O uso da inteligência artificial junto com técnicas hoje denominadas de machine learning, ou seja, aprendizado de máquina, depende de volume de dados. Se oferecemos um volume alto de dados, no momento seguinte, a máquina fará as análises por nós. E nós? Se tudo isso oferece mais e melhores cuidados, nós termos que encontrar o caminho para oferecer mais valor ao paciente. Com certeza, isso tudo faz parte de uma revolução que não poderemos conter, que como outras pelas quais já passamos, trarão melhores práticas e resultados.
Temos que buscar saber o que vem pela frente e tratar de nos prepararmos para as próximas ondas. Os homens continuarão sendo imprescindíveis, porém fazendo diferente o que sabem fazer e este “o que fazer”, diz respeito a algo que as máquinas nunca farão – um atendimento mais humanizado. Será que esquecemos como fazê-lo?

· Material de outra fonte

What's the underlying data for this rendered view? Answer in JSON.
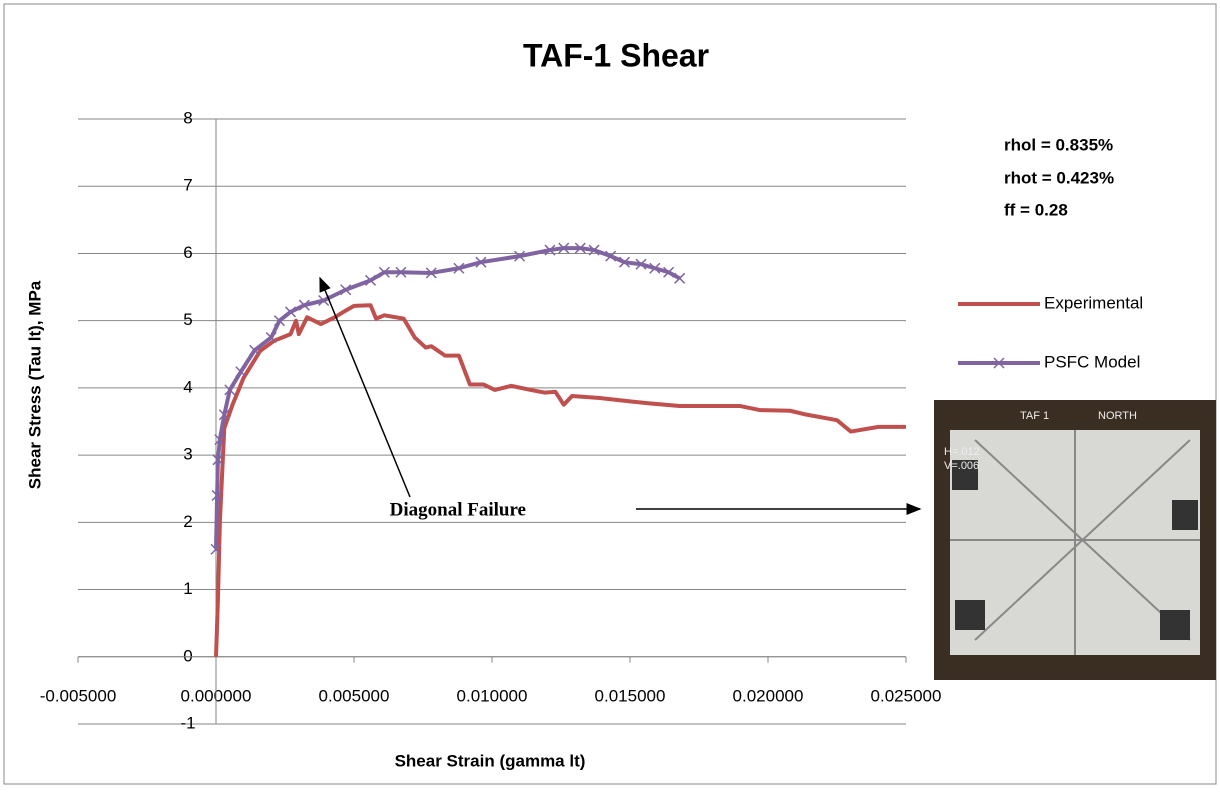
{
  "chart_data": {
    "type": "line",
    "title": "TAF-1  Shear",
    "x_label": "Shear Strain (gamma lt)",
    "y_label": "Shear Stress (Tau lt), MPa",
    "xlim": [
      -0.005,
      0.025
    ],
    "ylim": [
      -1,
      8
    ],
    "xticks": [
      {
        "value": -0.005,
        "label": "-0.005000"
      },
      {
        "value": 0,
        "label": "0.000000"
      },
      {
        "value": 0.005,
        "label": "0.005000"
      },
      {
        "value": 0.01,
        "label": "0.010000"
      },
      {
        "value": 0.015,
        "label": "0.015000"
      },
      {
        "value": 0.02,
        "label": "0.020000"
      },
      {
        "value": 0.025,
        "label": "0.025000"
      }
    ],
    "yticks": [
      -1,
      0,
      1,
      2,
      3,
      4,
      5,
      6,
      7,
      8
    ],
    "grid": true,
    "legend": "right",
    "series": [
      {
        "name": "Experimental",
        "color": "#c0504d",
        "marker": "none",
        "x": [
          0,
          7e-05,
          0.00014,
          0.0003,
          0.0006,
          0.001,
          0.0016,
          0.0021,
          0.0024,
          0.0027,
          0.0029,
          0.003,
          0.0033,
          0.0038,
          0.0043,
          0.0047,
          0.005,
          0.0056,
          0.0058,
          0.0061,
          0.0068,
          0.0072,
          0.0076,
          0.0078,
          0.0083,
          0.0088,
          0.0092,
          0.0097,
          0.0101,
          0.0107,
          0.0114,
          0.0119,
          0.0123,
          0.0126,
          0.0129,
          0.0139,
          0.015,
          0.0157,
          0.0168,
          0.019,
          0.0197,
          0.0208,
          0.0213,
          0.0225,
          0.023,
          0.024,
          0.025
        ],
        "values": [
          0,
          0.85,
          2.0,
          3.4,
          3.75,
          4.15,
          4.55,
          4.7,
          4.75,
          4.8,
          5.0,
          4.8,
          5.05,
          4.95,
          5.05,
          5.15,
          5.22,
          5.23,
          5.03,
          5.08,
          5.03,
          4.75,
          4.6,
          4.62,
          4.48,
          4.48,
          4.05,
          4.05,
          3.97,
          4.03,
          3.97,
          3.93,
          3.94,
          3.75,
          3.88,
          3.85,
          3.8,
          3.77,
          3.73,
          3.73,
          3.67,
          3.66,
          3.61,
          3.52,
          3.35,
          3.42,
          3.42
        ]
      },
      {
        "name": "PSFC Model",
        "color": "#8064a2",
        "marker": "x",
        "x": [
          0,
          4e-05,
          7e-05,
          0.00014,
          0.0003,
          0.0005,
          0.0009,
          0.0014,
          0.002,
          0.0023,
          0.0027,
          0.0032,
          0.0039,
          0.0047,
          0.0056,
          0.0061,
          0.0067,
          0.0078,
          0.0088,
          0.0096,
          0.011,
          0.0121,
          0.0126,
          0.0132,
          0.0137,
          0.0143,
          0.0148,
          0.0154,
          0.0159,
          0.0164,
          0.0168
        ],
        "values": [
          1.6,
          2.4,
          2.93,
          3.23,
          3.6,
          3.97,
          4.24,
          4.56,
          4.75,
          5.0,
          5.13,
          5.23,
          5.3,
          5.46,
          5.6,
          5.72,
          5.72,
          5.71,
          5.78,
          5.87,
          5.96,
          6.05,
          6.08,
          6.08,
          6.05,
          5.96,
          5.87,
          5.84,
          5.78,
          5.72,
          5.63
        ]
      }
    ],
    "annotations": [
      "rhol = 0.835%",
      "rhot = 0.423%",
      "ff = 0.28",
      "Diagonal Failure"
    ],
    "photo_texts": [
      "TAF 1",
      "NORTH",
      "H=.012",
      "V=.006"
    ]
  }
}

Não podemos negar o conhecimento que transforma práticas assistenciais de forma a serem melhores os resultados que elas alcançam. E isto é o que o CFM no momento pré-epidemia tentou fazer com a telemedicina, ouvindo setores da medicina e de prestadores de serviço preocupados apenas com o seu nichozinho. A pandemia reordenou tudo.
Chega de fazer sangrias, existe uma prática médica que nós dominamos e se baseia na nossa capacidade de entender o que nosso paciente necessita – a nossa capacidade de escuta e de propor um plano terapêutico singular e dirigido para as suas necessidades e de acordo com suas capacidades.
Esse será o novo momento da medicina. Vamos construí-lo!